I want to put a legacy code of mine on GitHub. In a foolish move, I selected the whole project (in PyCharm) to add to the initial commit; I forgot that this includes data and plot directories that are huge and exceed any file and repo size limit (8+ GB). I had hoped I could just remove the unnecessary files and directories later on, but:

The initial push to GitHub fails, and I seem to not be able to use git revert, git reset and other methods I found here, since there is no previous commit to go back to.

I don't want to risk my code, so I turn to you: how to I either

  1. remove the offending directories and the files therein from the commit but not from my disk, or
  2. ditch this (local) repository and make a new one to connect to GitHub, where I do not include these directories from the get-go?

I looked through many, many answers here, and I just don't seem to find one. Is it that obvious? Thank you all for your help! :)

  • To implement option 2, make a *fresh clone* of the repository (so that the original is independent of the new clone) and then use either `git filter-branch` (obsoleted but still works, just hard to use well) or `git filter-repo` (new, not included in Git yet, much easier to use) to build a *third* repository.

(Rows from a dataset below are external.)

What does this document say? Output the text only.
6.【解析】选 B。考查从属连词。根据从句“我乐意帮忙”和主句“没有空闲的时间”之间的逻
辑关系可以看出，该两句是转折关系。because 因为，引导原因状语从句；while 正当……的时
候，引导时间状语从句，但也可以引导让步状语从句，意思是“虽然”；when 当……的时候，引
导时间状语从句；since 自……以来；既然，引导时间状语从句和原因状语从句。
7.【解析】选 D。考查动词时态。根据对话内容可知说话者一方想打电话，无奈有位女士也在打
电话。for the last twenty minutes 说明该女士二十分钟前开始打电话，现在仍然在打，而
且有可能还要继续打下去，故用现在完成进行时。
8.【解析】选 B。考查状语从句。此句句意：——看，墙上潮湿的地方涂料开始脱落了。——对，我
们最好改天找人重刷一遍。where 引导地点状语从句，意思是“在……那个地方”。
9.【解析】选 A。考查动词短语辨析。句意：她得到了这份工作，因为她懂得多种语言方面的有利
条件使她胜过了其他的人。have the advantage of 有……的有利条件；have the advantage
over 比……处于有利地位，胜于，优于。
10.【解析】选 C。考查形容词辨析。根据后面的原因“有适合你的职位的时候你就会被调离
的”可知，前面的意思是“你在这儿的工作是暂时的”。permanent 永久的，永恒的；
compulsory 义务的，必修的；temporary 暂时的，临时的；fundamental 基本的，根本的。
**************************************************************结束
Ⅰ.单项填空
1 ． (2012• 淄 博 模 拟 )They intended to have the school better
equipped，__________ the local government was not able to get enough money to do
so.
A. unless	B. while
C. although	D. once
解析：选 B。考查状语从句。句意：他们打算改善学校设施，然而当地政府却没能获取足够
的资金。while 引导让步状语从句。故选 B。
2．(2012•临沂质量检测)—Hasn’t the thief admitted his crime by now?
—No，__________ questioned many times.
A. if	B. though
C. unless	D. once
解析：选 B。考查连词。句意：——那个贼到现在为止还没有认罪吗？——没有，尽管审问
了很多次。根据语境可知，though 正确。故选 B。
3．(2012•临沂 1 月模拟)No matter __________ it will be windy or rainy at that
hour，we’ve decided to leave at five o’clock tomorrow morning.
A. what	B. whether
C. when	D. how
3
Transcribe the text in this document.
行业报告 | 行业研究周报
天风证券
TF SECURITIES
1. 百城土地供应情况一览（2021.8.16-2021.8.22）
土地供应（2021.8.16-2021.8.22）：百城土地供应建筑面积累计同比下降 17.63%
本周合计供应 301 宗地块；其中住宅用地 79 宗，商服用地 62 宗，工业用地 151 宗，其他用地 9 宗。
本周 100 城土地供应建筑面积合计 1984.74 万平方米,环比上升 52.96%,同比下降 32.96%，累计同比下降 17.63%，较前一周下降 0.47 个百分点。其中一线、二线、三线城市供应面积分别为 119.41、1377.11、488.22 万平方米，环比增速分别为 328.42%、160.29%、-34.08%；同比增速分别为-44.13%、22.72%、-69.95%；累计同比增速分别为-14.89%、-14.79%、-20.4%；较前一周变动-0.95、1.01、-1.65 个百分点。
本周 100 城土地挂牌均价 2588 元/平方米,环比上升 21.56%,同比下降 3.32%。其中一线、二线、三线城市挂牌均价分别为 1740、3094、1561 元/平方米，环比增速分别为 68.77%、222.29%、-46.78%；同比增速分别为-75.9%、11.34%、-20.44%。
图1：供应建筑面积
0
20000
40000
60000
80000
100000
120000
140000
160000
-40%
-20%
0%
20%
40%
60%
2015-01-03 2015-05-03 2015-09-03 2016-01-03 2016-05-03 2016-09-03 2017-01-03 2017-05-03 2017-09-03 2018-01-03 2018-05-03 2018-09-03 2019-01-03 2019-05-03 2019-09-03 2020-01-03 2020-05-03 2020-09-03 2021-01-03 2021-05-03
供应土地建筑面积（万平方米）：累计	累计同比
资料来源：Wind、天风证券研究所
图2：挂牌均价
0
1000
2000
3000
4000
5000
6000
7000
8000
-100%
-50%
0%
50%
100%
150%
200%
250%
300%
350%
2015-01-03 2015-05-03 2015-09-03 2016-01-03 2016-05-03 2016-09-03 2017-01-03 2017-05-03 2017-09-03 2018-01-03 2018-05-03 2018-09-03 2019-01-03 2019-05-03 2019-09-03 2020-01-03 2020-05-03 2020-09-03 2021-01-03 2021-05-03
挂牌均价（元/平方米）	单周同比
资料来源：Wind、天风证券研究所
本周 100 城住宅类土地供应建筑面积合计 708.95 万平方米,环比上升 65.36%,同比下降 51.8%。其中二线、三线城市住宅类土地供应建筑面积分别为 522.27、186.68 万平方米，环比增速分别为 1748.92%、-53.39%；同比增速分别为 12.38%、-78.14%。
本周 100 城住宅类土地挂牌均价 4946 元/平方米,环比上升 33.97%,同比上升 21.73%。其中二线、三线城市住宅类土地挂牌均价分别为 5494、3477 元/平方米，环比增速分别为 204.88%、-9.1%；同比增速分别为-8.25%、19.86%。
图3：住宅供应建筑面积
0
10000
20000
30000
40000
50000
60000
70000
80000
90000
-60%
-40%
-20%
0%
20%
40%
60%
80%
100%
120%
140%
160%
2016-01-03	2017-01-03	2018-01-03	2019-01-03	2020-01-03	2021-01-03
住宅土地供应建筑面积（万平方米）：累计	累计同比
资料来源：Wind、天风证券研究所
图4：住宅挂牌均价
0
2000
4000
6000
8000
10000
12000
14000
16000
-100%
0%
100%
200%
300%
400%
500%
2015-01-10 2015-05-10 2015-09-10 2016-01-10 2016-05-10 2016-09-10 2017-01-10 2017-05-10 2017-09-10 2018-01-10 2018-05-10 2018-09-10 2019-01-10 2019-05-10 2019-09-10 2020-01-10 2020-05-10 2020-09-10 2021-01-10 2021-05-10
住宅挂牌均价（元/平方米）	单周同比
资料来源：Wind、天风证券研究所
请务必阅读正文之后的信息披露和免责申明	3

Remove the second intermediate one and you have the one you wanted for method 2. Note that when using `git filter-branch`, your second and third repos are all jumbled together in a single `.git` that you have to clean out a bit: another reason to use filter-repo. – torek May 25 '22 at 09:14

1 Answers1

0

Assuming you only have a single commit ("the initial commit"):

git rm --cached files to remove
git commit --amend

This will remove the files only from the commit, but leave them on the file system.

If you already have different commits on top of your initial commit, create a fixup commit removing those files and then rebase interactively:

git rm --cached files to remove
git commit --fixup=commit_id_of_initial_commit
git rebase -i --autosquash --root

I'm not 100% sure if rebasing could remove those files accidentally. To be on the safe side, create a backup of the files first or move them to a different directory. (If they are gone from the FS they should still exist in the object store as blob objects, but restoring them will require some work).

knittl
  • 246,190
  • 53
  • 318
  • 364